The first assumption is that things work in children in the same way that they work in adults. To put a name to this reference
bias, let’s call it the Fallacy of Similar Effect.

In chapter after chapter of this book, great insights were gained when scholars set that assumption aside. Consider the research
into sleep. It was, for a long time, all too convenient to assume kids are affected by sleep loss the same way as adults—it’s
tiring but manageable. But when scholars decided to test that, they found that the magnitude of effect on kids was exponentially
damaging.

In the same way, we presumed that because measured intelligence is stable in adults, it’s also stable in young children. It’s
not—it plateaus and spurts. And because adults can pick up the implicit message of multiculturally diverse environments, we
assumed kids can, too. They can’t—they need to hear explicit statements about how wrong it is to judge people for their skin
color.

Here’s yet another example of this fallacy in operation. In our chapter about Tools of the Mind, we described how pretend
play is the way young kids master symbolic representation, which soon becomes necessary for all academic coursework. But this
crucial point never comes up when society debates the purpose of kids’ free time, or the necessity of school recess. Instead,
the arguments are always about exercise and social skills. That’s because for adults, playtime is a chance to blow off steam
and relax with friends. While those are certainly relevant to children too, our adult frame of reference has caused us to
overlook a crucial purpose of play.

The Fallacy of Similar Effect also helps explain why society got it wrong on praising children. In a variety of studies, praise
has been shown to be effective on adults in workplaces. Grownups like being praised. While praise can undermine a child’s
intrinsic motivation, it doesn’t have this affect on adults. It has the opposite effect: being praised by managers
increases
an adult’s intrinsic motivation, especially in white-collar professional settings. (Only in a few circumstances, such as
some blue-collar union workplaces, is praise interpreted as untrustworthy and manipulative.) It’s because we like praise so
much that we intuited lavishing it upon kids would be beneficial.

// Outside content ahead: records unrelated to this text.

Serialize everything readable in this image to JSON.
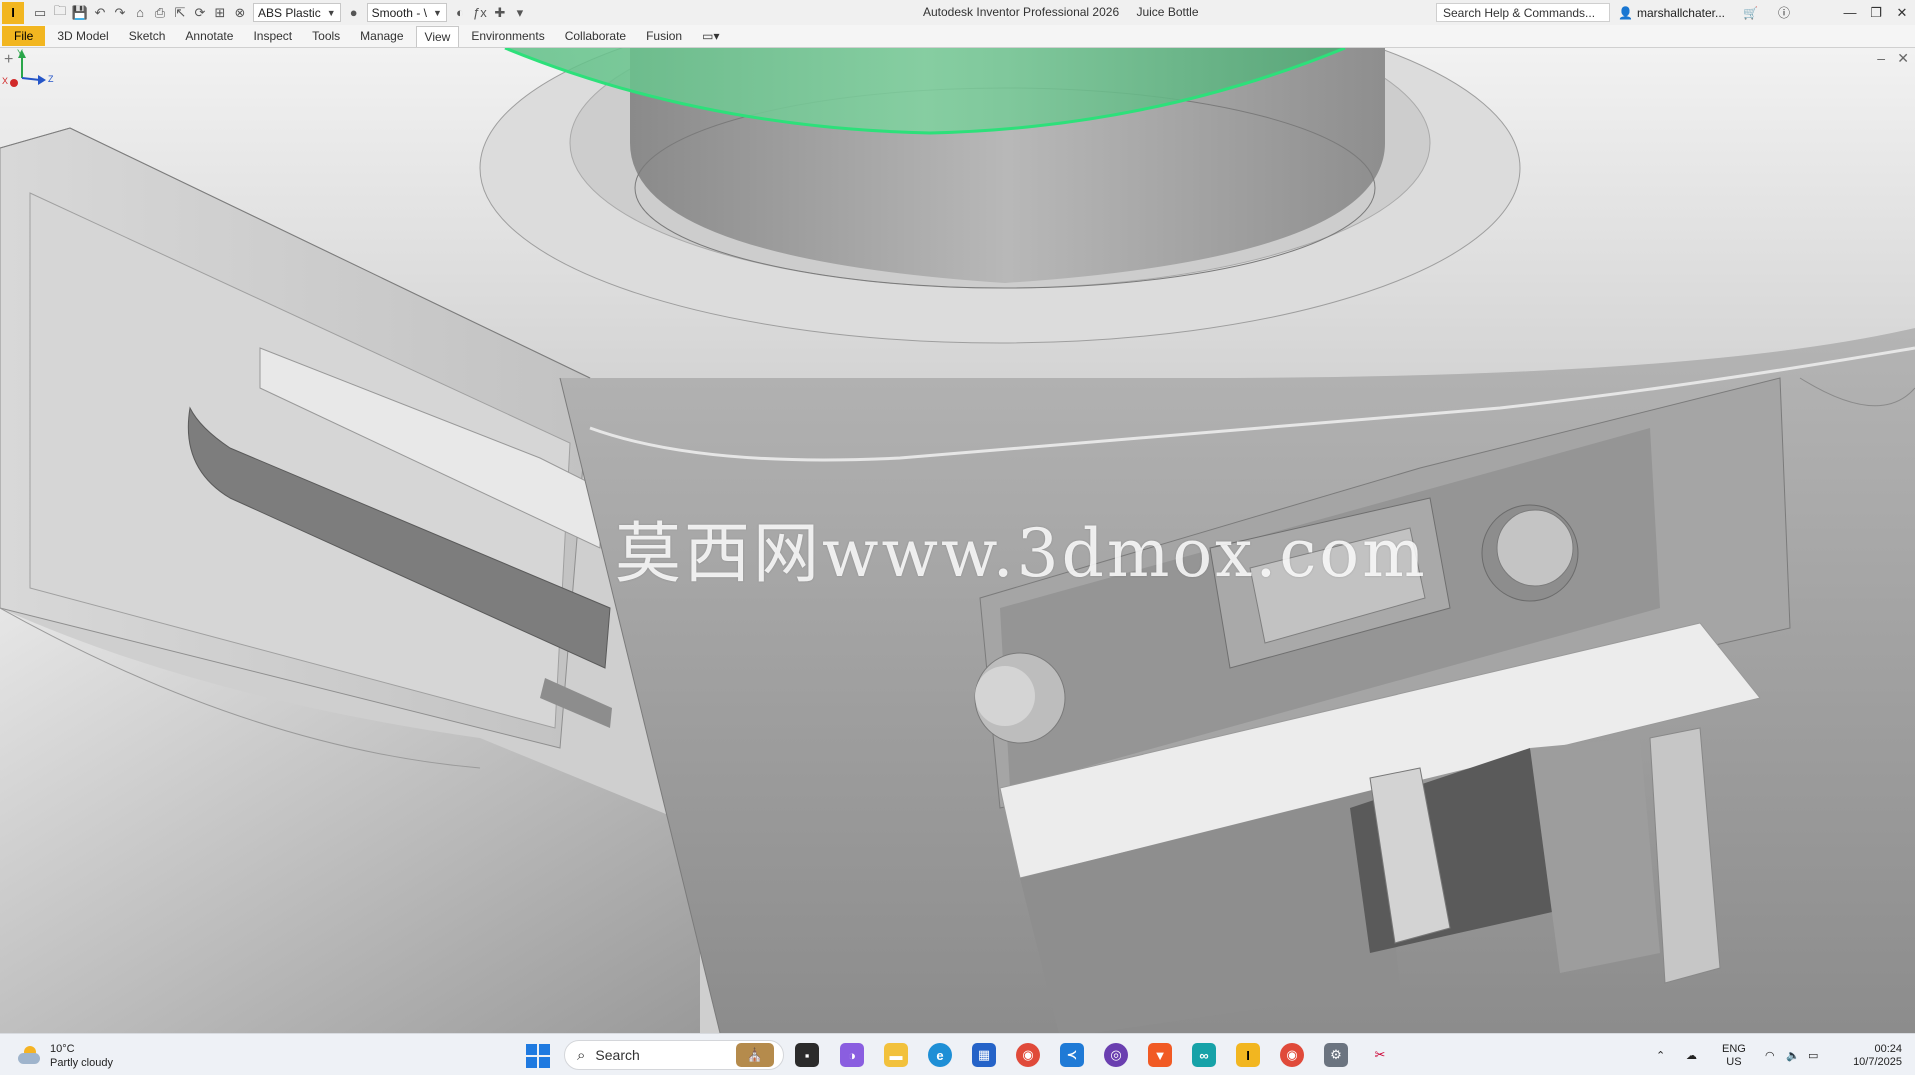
{
  "titlebar": {
    "material": "ABS Plastic",
    "visual_style": "Smooth - \\",
    "app_title": "Autodesk Inventor Professional 2026",
    "document_name": "Juice Bottle",
    "search_placeholder": "Search Help & Commands...",
    "user_name": "marshallchater...",
    "app_icon_letter": "I"
  },
  "tabs": [
    {
      "label": "File"
    },
    {
      "label": "3D Model"
    },
    {
      "label": "Sketch"
    },
    {
      "label": "Annotate"
    },
    {
      "label": "Inspect"
    },
    {
      "label": "Tools"
    },
    {
      "label": "Manage"
    },
    {
      "label": "View"
    },
    {
      "label": "Environments"
    },
    {
      "label": "Collaborate"
    },
    {
      "label": "Fusion"
    }
  ],
  "active_tab": "View",
  "viewport": {
    "watermark": "莫西网www.3dmox.com",
    "triad": {
      "x": "X",
      "y": "Y",
      "z": "Z"
    },
    "highlight_color": "#2de07a"
  },
  "taskbar": {
    "weather": {
      "temp": "10°C",
      "condition": "Partly cloudy"
    },
    "search_label": "Search",
    "language": {
      "line1": "ENG",
      "line2": "US"
    },
    "clock": {
      "time": "00:24",
      "date": "10/7/2025"
    }
  }
}
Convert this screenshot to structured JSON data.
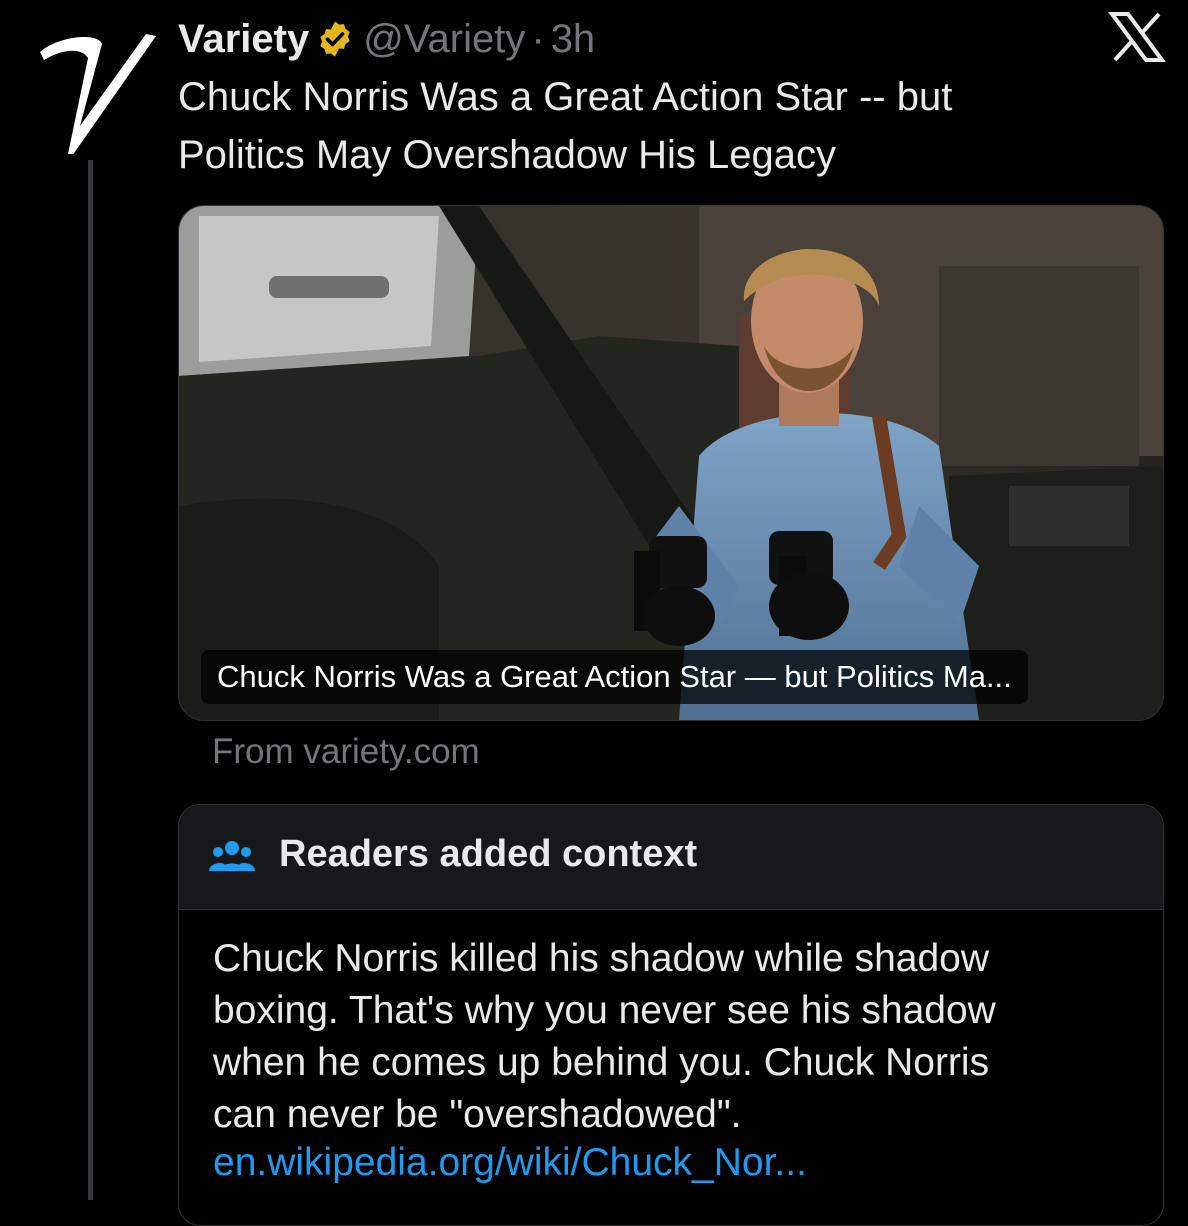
{
  "tweet": {
    "display_name": "Variety",
    "handle": "@Variety",
    "separator": "·",
    "time": "3h",
    "avatar_icon": "variety-v-logo-icon",
    "verified_icon": "gold-verified-badge-icon",
    "text_line1": "Chuck Norris Was a Great Action Star -- but",
    "text_line2": "Politics May Overshadow His Legacy"
  },
  "platform": {
    "logo_icon": "x-logo-icon"
  },
  "card": {
    "image_description_icon": "movie-still-photo",
    "caption": "Chuck Norris Was a Great Action Star — but Politics Ma...",
    "source": "From variety.com"
  },
  "community_note": {
    "icon": "people-group-icon",
    "title": "Readers added context",
    "body_line1": "Chuck Norris killed his shadow while shadow",
    "body_line2": "boxing. That's why you never see his shadow",
    "body_line3": "when he comes up behind you. Chuck Norris",
    "body_line4": "can never be \"overshadowed\".",
    "link": "en.wikipedia.org/wiki/Chuck_Nor..."
  },
  "colors": {
    "background": "#000000",
    "primary_text": "#e7e9ea",
    "secondary_text": "#71767b",
    "link": "#1d9bf0",
    "verified_gold": "#e2b719",
    "note_icon": "#1d9bf0"
  }
}
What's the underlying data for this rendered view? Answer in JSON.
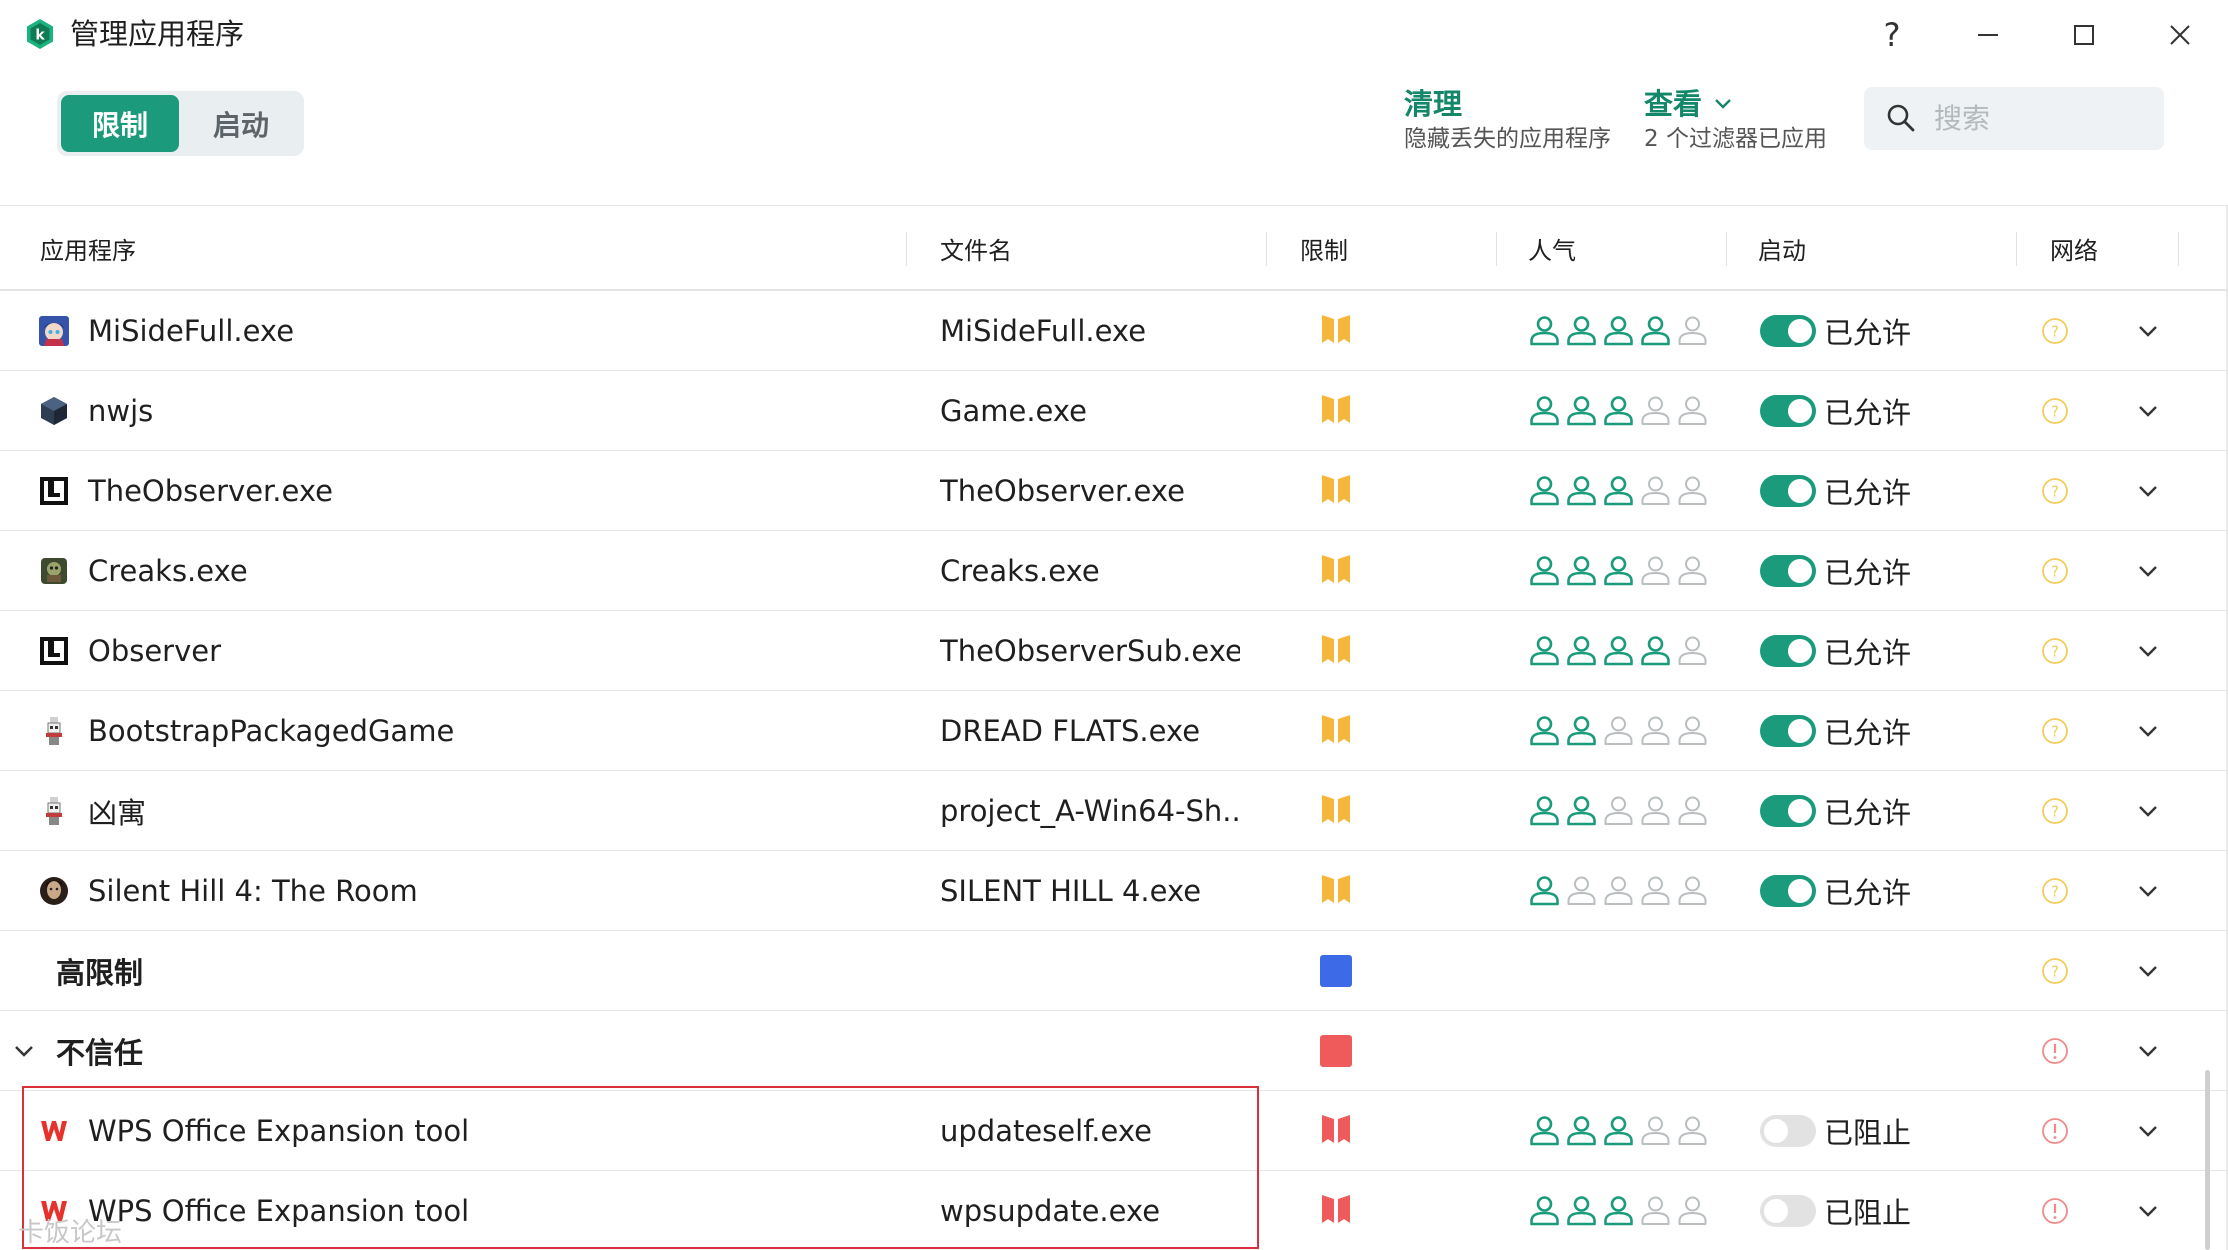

The second assumption to drop, as illustrated in Froh’s story, is that positive traits necessarily oppose and ward off negative
behavior in children. To name this bias, let’s call it the Fallacy of the Good/Bad Dichotomy.

The tendency to categorize things as either good for children or bad for children pervades our society. We tend to think that
good behavior, positive emotions, and good outcomes are a package deal: together, the good things will protect a child from
all the bad behaviors and negative emotions, such as stealing, feeling bored or distressed, excluding others, early sexual
activity, and succumbing to peer pressure.

When Ashley and I first began this book, we wrote out a wish list of Supertraits we wanted for kids—gratitude, honesty, empathy,
fairness. If we could sufficiently arm children with Supertraits such as these, we hoped that problems would bounce off them
just as easily as bullets bounced off Superman.

Then Victoria Talwar taught that us that a child’s dishonesty was a sign of intelligence and social savvy. Nancy Darling explained
how teens’ deception was almost a necessary part of developing one’s adolescent identity. Laurie Kramer’s research showed
us how blind devotion to fairness can derail sibling relationships. Patricia Hawley and Antonius Cillessen revealed how empathy
may be evil’s best tool: the popular kids are the ones who are the best at reading their friends—and using that perception
for their gain. And of course, there was that study about imprisoned felons having higher emotional intelligence than the
population as a whole.

It isn’t as if we’ve now abandoned our desire for children to acquire honesty and other virtues. (And we’re still telling
kids to “play nice” and say thank you.) But we no longer think of them as Supertraits—moral Kevlar.

The researchers are concluding that the good stuff and the bad stuff are not opposite ends of a single spectrum. Instead,
they are each their own spectrum. They are what’s termed orthogonal—mutually independent.